“Yılan hikayesi” tabiri, bir türlü sonuca bağlanmayan şeyleri ifade etmek için kullanılır. Oysa bir yılan gördüğümüzde, mesaj son derece net olabilir. Bunun popüler örneklerinden biri 2001 MTV Video Müzik Ödülleri’nde, Britney Spears’ın I’m a Slave 4 You performansıdır. Britney bir kaplanla birlikte kafesin içindedir. Kapıyı tek hamlede açıp canavarı andıran dansçıların arasına adım atar ve ağzından şu sözler dökülür:
Genç olabilirim, ama benim de duygularım var.
Artık içimden geleni yapmam gerekiyor.
O yüzden bırakın beni ve sadece dinleyin.
Masum genç kız imajından bunalan Britney, artık büyüdüğünü ve kendi hikayesinin kontrolünde olmak istediğini bu sözlerle anlatır. Bu yolda hiçbir şeyden korkmadığını kanıtlamak istercesine sahnedeki pitonu sırtına alıp onunla dans etmeye başlar. Salondan çığlıklar yükselir. Britney bir kadın olarak yeniden doğmuştur.
Tıpkı Britney için yılanın yeni bir versiyonunu temsil etmesi gibi, 29 Ocak'ta girdiğimiz Yılan yılı da yeni bir dönemin habercisi. Çin takvimine göre Ejderha senesinden Yılan senesine geçtik. Yılan, Çin astrolojisinde "Küçük Ejderha" olarak da bilinir ve bu yüzden Ejderha'nın muhteşem gücünü daha incelikli bir şekilde kullanır. Kozmik döngüde 6. sırada yer alan Yılan; yenilenmeyi, içsel gücümüzü keşfetmeyi ve özellikle iş hayatında bilinçli, temkinli hareket etmeyi öğütlüyor.

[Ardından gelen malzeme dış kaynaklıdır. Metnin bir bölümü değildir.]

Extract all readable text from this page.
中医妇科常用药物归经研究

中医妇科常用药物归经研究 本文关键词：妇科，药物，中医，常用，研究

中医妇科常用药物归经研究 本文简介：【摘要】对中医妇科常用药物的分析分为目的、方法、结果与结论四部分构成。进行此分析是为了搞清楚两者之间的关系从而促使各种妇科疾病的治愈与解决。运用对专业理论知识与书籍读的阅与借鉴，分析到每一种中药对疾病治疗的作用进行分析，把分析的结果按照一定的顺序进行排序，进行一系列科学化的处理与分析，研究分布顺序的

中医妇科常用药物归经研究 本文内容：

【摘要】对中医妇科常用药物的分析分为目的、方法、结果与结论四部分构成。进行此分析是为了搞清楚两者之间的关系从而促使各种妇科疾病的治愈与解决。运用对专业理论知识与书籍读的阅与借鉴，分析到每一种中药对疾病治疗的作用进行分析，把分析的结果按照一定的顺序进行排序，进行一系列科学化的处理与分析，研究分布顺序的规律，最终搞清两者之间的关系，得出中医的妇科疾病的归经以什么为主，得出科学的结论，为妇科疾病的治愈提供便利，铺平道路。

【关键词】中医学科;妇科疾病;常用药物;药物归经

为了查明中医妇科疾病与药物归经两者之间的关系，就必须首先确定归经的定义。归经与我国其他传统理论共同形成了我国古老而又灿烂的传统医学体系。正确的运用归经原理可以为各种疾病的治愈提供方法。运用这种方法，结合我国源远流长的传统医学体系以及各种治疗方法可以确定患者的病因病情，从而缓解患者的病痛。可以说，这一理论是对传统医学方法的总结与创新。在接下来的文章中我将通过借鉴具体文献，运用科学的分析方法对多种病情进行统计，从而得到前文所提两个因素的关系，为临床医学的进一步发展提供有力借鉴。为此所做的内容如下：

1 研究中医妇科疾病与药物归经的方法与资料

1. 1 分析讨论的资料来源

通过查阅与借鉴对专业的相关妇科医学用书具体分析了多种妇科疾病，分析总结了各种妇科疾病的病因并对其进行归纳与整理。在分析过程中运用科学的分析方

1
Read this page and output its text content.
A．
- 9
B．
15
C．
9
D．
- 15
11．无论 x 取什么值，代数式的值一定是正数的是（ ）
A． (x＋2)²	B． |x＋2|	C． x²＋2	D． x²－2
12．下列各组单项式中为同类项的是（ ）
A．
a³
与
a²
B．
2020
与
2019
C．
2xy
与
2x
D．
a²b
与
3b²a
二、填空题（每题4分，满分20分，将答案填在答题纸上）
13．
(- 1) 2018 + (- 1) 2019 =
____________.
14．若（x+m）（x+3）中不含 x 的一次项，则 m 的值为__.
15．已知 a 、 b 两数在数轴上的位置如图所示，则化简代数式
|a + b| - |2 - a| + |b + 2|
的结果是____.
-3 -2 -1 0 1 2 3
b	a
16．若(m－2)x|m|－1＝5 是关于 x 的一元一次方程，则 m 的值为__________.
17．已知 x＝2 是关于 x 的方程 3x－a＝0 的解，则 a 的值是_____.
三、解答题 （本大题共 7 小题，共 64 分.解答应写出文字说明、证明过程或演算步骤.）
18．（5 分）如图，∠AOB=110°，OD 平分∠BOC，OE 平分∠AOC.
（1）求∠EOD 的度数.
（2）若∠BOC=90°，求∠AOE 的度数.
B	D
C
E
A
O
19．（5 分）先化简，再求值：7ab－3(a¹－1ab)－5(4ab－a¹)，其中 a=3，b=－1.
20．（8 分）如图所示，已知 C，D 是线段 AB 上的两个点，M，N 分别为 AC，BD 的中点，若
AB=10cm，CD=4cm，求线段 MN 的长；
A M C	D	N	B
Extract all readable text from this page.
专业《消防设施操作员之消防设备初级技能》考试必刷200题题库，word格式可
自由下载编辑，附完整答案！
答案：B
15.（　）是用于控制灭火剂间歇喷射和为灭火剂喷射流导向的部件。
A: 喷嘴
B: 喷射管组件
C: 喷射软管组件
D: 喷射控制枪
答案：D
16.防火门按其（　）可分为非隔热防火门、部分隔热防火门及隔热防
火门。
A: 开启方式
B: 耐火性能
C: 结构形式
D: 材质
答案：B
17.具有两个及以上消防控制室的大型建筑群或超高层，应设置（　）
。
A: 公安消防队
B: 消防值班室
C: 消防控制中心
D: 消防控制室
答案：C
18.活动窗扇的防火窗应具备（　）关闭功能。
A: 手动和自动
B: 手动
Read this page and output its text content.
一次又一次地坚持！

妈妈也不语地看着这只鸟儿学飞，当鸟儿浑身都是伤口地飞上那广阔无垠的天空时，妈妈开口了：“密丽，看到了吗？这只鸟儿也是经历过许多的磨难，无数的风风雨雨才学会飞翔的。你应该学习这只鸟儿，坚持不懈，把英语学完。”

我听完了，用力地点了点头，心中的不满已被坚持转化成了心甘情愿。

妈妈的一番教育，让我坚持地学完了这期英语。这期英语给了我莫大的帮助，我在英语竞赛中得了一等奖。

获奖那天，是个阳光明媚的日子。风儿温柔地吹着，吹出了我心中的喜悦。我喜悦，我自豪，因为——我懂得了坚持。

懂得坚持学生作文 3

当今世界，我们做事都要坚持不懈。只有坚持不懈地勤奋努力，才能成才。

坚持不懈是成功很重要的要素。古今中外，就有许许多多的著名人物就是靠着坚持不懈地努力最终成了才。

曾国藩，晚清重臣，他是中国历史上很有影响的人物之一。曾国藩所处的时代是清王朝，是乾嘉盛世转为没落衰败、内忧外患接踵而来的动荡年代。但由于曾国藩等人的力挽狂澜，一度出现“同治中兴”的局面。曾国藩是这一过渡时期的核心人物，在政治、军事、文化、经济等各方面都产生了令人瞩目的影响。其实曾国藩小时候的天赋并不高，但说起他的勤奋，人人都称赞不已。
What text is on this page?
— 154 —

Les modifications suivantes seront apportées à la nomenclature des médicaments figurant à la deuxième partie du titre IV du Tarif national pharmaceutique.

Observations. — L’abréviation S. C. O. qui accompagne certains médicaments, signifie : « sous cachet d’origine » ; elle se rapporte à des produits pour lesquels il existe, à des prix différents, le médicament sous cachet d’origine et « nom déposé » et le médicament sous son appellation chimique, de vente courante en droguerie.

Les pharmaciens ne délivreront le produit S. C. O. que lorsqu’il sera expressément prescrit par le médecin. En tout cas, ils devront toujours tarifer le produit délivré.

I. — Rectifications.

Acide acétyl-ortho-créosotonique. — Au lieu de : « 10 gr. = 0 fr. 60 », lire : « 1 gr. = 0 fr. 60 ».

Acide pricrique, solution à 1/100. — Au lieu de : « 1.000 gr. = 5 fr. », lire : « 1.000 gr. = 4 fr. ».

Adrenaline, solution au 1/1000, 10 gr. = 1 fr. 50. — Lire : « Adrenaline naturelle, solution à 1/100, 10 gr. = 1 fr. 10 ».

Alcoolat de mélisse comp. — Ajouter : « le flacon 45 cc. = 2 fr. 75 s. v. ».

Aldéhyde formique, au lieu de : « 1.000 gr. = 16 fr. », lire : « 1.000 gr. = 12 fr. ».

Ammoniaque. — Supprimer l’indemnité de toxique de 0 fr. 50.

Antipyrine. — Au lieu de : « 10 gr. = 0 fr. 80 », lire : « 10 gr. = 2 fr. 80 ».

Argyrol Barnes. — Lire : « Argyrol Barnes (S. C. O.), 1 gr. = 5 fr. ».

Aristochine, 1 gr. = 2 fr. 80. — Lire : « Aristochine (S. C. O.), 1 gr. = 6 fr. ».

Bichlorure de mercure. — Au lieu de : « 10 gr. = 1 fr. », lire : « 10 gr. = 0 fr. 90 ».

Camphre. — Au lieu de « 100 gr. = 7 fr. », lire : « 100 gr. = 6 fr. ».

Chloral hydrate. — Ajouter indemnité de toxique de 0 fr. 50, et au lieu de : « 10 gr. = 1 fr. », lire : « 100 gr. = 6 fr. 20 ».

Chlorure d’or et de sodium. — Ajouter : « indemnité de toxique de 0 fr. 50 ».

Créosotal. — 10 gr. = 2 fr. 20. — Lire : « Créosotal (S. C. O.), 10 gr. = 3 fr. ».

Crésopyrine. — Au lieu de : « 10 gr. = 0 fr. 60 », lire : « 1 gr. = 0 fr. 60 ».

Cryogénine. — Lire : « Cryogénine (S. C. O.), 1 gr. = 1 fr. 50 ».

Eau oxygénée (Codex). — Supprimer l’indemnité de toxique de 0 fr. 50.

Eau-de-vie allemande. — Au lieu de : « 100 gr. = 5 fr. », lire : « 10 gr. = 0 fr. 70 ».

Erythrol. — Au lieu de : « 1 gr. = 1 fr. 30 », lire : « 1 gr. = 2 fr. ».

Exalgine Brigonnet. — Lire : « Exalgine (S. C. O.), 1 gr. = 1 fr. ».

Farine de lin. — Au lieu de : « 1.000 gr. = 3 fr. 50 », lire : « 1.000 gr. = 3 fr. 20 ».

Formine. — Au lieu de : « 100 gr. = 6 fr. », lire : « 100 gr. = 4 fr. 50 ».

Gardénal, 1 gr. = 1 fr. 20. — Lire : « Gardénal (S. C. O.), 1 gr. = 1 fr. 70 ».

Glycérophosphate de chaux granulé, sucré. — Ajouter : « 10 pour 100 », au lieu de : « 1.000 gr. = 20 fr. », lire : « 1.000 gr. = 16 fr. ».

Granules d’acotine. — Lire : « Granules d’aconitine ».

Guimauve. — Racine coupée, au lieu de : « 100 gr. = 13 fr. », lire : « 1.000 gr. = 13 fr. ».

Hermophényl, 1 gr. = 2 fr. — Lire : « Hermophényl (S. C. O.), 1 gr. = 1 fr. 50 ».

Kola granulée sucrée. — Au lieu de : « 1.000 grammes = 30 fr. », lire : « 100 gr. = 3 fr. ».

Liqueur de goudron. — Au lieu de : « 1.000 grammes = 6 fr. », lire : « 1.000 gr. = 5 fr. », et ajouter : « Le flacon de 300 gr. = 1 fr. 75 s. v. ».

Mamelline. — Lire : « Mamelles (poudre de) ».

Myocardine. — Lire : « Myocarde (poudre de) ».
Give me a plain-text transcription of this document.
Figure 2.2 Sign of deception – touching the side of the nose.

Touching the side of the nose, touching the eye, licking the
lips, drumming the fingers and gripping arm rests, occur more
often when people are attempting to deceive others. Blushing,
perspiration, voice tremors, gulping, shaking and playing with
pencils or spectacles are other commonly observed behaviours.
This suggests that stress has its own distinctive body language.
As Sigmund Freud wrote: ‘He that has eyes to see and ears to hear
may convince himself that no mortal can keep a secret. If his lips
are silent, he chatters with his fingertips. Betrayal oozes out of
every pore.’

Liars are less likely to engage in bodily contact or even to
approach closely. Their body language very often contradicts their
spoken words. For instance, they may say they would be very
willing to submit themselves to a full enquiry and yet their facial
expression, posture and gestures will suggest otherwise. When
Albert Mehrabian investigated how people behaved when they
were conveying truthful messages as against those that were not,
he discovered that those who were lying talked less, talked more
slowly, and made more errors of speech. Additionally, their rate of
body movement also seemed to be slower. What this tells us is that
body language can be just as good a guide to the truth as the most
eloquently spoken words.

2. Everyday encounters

Bu yeni yılın şerefine, yılanın tarih boyunca taşıdığı anlamları inceledik. Mitolojiden sinemaya, sanattan edebiyata uzanan bu yolculukta, yılanın kadim kültürlerde nasıl bilgelikle özdeşleştiğini, kadınlık ve doğurganlıkla olan derin bağını ve günümüzde nasıl farklı anlamlar kazandığını araştırdık. Doğu'nun bilgelik sembolü yılanın, Batı'da neden tehlike ve ikiyüzlülükle anıldığının izini sürdük.
Yılanlar sizi korkutmasın, zira Medusa’dan I. Elizabeth’e, Kill Bill’den Marina Abramovic’e fazlaca aşina olduğumuz birçok figür, bu yolculukta bize eşlik edecekler.
Keyifli okumalar,
Kozmik Turizm
Dikkat Yılan Çıkabilir: Şifa mı Zehir mi?
Bala
Yılan, kültürel anlatılarda kötücül güçleri temsil eden en güçlü simgelerden biri. Bu sembolizmin en iyi bilinen örneği ise Cennet Bahçesi'ndeki o kritik sahne: Yılan, Havva'yı yasak meyveyi yemeye ikna eder. Havva'nın merakını ve bilgelik arzusunu kullanarak, meyveyi yemenin onun dünyayı anlayışını yükselteceği vaadiyle onu baştan çıkarır. Hem Adem hem de Havva bu ayartılmaya boyun eğerek yasak ağaçtan bir ısırık alır.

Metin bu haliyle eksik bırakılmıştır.